Post-blog yesterday I got an invitation to the pub from one of the folk I've come to know from I-M.com. Fraser dropped me a text on the way home saying that he would be in Bar Tat (must get the punctuation right on that some day) and was I around? Home, hosed and fed, and with no appetite for watching TV or sitting at the PC, I got royal assent and made tracks down into town.

The pub was crowded and, true to form, he was there and holding forth to two folk I didn't recognise. These turned out to be guys he'd met only the previous week when in with another of the I-M crowd, but the conversation was lively and, as is always the case, apt to take a sudden turn to the left without warning. Did you know, for example, that the Bishop of Bradford used to work out his frustrations by attacking a bramble patch at the end of his garden with a machete, swearing all the time like a submariner with a bad tooth? I didn't, but do now.

The wife of one of these chaps said she thought she knew me from somewhere, but as she is an estate agent and our involvement with the housing market is six-plus years ago, she was either mistaken or has an exceptional memory. The yak-fest continued through the pub quiz and stopped only while the answers were being read out. Suffice to say that the "New Yorkers" - our team name chosen from the legend on my t-shirt - failed to trouble the scorers, but as many of the picture questions were concerned with 'celebrities', of which our collective knowledge was sadly incomplete, that's hardly surprising. Come to think of it, our general knowledge was a bit thin as well...

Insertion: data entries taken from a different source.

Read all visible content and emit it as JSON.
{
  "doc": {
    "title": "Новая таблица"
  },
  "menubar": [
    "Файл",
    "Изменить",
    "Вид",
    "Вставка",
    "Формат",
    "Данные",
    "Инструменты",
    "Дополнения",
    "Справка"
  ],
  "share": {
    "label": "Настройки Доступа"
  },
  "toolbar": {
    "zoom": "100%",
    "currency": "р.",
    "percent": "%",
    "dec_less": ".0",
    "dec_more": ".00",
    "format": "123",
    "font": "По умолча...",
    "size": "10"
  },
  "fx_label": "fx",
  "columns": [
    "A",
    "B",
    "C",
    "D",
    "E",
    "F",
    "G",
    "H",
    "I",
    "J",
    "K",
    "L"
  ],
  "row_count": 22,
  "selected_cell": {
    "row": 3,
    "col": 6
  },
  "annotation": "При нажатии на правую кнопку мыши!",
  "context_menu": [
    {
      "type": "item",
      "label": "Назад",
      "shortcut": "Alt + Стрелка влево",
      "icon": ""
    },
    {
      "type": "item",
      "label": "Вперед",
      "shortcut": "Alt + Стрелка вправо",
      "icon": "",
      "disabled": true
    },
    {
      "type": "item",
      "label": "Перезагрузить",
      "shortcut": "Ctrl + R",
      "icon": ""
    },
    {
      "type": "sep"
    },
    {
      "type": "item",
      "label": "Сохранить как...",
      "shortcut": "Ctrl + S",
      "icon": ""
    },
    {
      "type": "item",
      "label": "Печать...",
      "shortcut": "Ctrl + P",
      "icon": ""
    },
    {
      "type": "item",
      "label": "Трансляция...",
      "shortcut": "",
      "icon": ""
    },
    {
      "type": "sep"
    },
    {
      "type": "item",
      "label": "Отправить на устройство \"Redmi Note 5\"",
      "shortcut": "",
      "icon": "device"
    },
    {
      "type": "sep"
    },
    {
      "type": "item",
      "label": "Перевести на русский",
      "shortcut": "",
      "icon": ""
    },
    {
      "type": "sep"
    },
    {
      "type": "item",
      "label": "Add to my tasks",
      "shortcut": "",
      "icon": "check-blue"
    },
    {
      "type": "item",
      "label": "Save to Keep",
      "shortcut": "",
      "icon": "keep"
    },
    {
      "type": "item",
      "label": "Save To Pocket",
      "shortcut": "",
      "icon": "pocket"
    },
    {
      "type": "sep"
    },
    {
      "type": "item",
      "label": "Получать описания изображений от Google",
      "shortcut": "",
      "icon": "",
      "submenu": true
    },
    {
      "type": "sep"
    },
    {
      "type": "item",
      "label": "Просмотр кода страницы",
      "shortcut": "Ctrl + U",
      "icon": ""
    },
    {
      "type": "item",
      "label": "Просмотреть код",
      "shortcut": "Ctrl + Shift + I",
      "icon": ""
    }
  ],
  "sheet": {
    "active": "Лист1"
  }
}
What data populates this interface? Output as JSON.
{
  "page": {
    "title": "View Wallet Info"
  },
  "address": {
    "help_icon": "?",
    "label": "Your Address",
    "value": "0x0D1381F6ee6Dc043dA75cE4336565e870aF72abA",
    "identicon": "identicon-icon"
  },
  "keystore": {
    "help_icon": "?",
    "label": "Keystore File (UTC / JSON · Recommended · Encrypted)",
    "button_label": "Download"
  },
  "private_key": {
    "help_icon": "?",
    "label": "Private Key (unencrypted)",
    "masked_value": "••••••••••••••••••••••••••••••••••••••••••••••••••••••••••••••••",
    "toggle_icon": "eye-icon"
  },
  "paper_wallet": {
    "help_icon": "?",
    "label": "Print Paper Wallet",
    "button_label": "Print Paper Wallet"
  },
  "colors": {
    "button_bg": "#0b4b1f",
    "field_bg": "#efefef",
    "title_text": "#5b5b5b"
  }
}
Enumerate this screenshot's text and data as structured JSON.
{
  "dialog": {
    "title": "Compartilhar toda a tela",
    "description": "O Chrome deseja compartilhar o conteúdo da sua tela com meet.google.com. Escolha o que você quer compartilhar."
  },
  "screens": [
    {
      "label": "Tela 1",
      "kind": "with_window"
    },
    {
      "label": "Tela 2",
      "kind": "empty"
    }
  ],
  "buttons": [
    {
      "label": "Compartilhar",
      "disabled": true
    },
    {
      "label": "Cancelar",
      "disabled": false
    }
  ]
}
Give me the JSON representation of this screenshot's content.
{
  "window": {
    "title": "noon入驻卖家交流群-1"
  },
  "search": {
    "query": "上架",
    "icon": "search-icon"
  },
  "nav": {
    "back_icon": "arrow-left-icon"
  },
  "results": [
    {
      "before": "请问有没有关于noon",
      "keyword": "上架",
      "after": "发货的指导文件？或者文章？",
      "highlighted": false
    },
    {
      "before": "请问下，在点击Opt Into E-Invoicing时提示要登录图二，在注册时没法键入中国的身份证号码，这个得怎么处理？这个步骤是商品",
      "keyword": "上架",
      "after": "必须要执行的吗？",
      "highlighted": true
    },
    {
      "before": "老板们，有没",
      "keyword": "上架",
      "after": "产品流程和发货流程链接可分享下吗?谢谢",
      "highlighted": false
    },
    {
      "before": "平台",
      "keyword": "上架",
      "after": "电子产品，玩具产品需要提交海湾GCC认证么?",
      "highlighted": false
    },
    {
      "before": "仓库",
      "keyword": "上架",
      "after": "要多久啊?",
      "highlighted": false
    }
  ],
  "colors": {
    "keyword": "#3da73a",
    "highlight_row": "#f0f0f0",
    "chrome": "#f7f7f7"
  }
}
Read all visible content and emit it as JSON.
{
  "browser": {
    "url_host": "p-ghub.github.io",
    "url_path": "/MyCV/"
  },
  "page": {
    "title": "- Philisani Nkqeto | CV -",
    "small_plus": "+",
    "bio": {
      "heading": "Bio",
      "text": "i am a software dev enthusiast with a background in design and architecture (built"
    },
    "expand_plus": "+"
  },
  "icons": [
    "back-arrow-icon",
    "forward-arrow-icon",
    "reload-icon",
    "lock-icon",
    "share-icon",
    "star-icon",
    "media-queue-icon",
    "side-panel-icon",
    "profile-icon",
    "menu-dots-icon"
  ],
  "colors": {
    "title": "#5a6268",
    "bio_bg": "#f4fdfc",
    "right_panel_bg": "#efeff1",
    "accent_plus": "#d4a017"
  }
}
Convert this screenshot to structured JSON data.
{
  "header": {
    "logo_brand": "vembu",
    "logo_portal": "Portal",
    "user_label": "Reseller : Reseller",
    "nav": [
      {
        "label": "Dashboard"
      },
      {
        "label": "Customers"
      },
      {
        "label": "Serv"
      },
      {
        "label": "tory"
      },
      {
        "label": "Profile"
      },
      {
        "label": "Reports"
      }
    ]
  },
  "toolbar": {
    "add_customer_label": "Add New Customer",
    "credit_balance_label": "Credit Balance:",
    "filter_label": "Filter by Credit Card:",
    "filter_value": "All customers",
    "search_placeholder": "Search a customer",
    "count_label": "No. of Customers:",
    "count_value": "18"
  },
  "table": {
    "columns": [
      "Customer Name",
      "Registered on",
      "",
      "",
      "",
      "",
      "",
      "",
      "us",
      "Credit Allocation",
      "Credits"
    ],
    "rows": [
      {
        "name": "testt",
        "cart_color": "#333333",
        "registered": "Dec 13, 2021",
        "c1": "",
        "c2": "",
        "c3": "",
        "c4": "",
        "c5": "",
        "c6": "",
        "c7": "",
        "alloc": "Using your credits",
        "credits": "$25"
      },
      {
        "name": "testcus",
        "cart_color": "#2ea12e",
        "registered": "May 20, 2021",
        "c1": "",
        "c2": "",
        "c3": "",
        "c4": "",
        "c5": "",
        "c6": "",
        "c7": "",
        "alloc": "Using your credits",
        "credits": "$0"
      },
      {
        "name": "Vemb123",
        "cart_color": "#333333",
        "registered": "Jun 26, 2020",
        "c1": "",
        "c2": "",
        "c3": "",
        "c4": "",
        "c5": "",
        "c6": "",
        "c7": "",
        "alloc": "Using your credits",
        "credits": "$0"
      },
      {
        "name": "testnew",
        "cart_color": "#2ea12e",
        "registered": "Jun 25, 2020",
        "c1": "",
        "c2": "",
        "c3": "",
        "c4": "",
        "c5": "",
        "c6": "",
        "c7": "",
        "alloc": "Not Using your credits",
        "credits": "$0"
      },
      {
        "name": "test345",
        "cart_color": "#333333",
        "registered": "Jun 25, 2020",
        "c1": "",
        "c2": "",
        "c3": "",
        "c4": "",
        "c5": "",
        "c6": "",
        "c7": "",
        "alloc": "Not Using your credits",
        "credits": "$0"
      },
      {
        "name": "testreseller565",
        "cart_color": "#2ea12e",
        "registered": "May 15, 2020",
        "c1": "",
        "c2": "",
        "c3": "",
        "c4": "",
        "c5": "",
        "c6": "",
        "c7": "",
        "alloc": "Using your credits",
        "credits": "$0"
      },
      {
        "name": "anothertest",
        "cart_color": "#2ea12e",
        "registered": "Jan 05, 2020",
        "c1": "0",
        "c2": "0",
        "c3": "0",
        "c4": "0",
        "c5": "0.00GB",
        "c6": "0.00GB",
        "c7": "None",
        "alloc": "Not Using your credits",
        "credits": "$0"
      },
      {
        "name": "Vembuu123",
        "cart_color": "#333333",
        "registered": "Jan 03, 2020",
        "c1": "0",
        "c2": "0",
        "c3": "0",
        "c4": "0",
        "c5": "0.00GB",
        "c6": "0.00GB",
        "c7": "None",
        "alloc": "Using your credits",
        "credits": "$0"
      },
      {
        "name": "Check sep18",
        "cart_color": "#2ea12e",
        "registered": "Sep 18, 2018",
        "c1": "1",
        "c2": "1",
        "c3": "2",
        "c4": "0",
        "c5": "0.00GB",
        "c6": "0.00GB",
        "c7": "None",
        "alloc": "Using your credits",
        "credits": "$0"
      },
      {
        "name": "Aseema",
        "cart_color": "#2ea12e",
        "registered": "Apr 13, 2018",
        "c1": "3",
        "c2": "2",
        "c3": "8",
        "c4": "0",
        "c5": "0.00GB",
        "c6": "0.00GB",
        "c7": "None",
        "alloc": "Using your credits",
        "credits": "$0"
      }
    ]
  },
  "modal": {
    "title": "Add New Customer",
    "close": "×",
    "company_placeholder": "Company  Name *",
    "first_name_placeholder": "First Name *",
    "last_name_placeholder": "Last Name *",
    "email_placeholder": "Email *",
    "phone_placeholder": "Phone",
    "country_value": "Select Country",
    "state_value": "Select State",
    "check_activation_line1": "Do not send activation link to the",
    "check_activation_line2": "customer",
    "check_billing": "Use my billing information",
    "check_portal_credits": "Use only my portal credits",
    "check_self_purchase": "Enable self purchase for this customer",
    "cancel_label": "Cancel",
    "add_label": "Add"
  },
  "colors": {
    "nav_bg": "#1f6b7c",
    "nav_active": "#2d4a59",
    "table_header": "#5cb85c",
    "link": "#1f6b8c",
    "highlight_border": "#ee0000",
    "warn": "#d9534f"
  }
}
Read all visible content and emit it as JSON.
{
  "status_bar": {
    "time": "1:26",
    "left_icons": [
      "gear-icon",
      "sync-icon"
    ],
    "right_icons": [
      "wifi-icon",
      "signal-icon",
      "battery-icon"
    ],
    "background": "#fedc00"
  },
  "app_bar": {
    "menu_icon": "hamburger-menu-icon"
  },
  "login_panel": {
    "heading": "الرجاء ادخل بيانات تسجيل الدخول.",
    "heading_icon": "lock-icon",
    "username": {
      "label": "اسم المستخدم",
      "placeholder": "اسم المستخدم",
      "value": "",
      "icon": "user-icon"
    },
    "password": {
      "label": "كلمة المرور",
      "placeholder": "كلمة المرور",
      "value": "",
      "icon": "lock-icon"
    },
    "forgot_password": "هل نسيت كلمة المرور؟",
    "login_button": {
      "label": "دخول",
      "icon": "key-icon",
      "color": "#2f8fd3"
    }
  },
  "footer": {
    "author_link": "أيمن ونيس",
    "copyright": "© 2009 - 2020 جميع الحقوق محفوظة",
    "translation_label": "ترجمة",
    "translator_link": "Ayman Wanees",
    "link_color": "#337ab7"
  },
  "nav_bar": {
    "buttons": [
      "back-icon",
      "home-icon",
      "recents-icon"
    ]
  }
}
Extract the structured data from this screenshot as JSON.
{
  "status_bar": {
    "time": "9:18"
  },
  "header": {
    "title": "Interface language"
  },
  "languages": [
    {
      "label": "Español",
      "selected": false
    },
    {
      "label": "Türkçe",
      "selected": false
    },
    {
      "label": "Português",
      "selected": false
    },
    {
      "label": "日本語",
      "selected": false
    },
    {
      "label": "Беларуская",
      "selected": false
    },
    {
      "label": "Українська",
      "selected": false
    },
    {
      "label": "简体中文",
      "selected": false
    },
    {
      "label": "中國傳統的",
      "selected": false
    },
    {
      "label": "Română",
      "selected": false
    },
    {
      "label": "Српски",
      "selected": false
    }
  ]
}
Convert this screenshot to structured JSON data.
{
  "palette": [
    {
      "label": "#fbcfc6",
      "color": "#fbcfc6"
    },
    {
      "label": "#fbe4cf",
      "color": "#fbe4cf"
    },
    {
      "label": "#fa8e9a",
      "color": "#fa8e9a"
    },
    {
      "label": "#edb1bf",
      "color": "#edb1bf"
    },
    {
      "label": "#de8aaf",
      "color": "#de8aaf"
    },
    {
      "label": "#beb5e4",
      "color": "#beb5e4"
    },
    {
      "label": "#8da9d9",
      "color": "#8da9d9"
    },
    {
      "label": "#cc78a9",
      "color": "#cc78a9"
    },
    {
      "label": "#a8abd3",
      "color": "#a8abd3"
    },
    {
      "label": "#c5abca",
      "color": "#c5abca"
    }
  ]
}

By this time I'd had enough beer and knew that getting home to bed (via the murderously steep hill out of town) was the best option, so I excused myself and left Fraser & co to it. The ferocious climb was completed in a personal best time and left me gasping for air (and with a pulse of 120 bpm) at the end of it. Lord knows what anyone who heard my graveyard rasps floating out of the darkness thought.